Robert---then as a realist you might recognize the similarities between the quoted article and this comment.
Especially if you look at his definition of Realism.
There is a movement among some analysts to look at this comment below again in trying to understand internal dynamics of a population as they shift in the face of their day to day reality and how that dynamic plays out then between the state that represents the population with other state represented populations. Basically it shuts out institutions and focuses on the population creativity in the face of reality.
What it takes though are analysts that can see and understand the spontaneous, the adaptive and the alive elements---not analysts stuck in institutions forced to avoid addressing these items as it does not match the status quo.
Right now a perfect example of this edge of chaos is Egypt where the status quo is no longer, but what comes out is an unknown quantity because of the large number of components in play.
Personally think this is where Kilcullen was initially going in his ecosystem concept as a way to explain the chaos being seen but then he went no further.

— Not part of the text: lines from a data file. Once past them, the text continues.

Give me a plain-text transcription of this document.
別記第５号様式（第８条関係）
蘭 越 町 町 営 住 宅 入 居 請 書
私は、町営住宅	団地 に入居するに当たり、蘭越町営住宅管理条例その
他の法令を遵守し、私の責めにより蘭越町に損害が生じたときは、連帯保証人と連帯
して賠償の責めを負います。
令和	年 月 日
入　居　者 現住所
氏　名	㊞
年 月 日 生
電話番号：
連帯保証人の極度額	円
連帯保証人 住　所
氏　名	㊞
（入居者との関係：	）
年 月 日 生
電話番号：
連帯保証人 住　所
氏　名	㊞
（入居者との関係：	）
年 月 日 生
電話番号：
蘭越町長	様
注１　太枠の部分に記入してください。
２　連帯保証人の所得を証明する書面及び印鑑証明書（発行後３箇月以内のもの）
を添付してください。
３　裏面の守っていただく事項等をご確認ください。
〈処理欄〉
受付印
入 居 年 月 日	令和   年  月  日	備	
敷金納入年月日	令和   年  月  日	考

“ The balance point -- often called the edge of chaos -- is where the components of a system never quite lock into place, and yet never quite dissolve into turbulence either. . . The edge of chaos is where life has enough stability to sustain itself and enough creativity to deserve the name of life. The edge of chaos is where new idea and innovative genotypes are forever nibbling away at the edges of the status quo, and where even the most entrenched old guard will eventually be overthrown. The edge of chaos is where centuries of slavery and segregation suddenly give way to the civil rights movement of the 1950s and 1960s; where seventy years of Soviet communism suddenly give way to political turmoil and ferment; where eons of evolutionary stability suddenly give way to wholesale species transformation.
The edge is the constantly shifting battle zone between stagnation and anarchy, the one place where a complex system can be spontaneous, adaptive and alive.”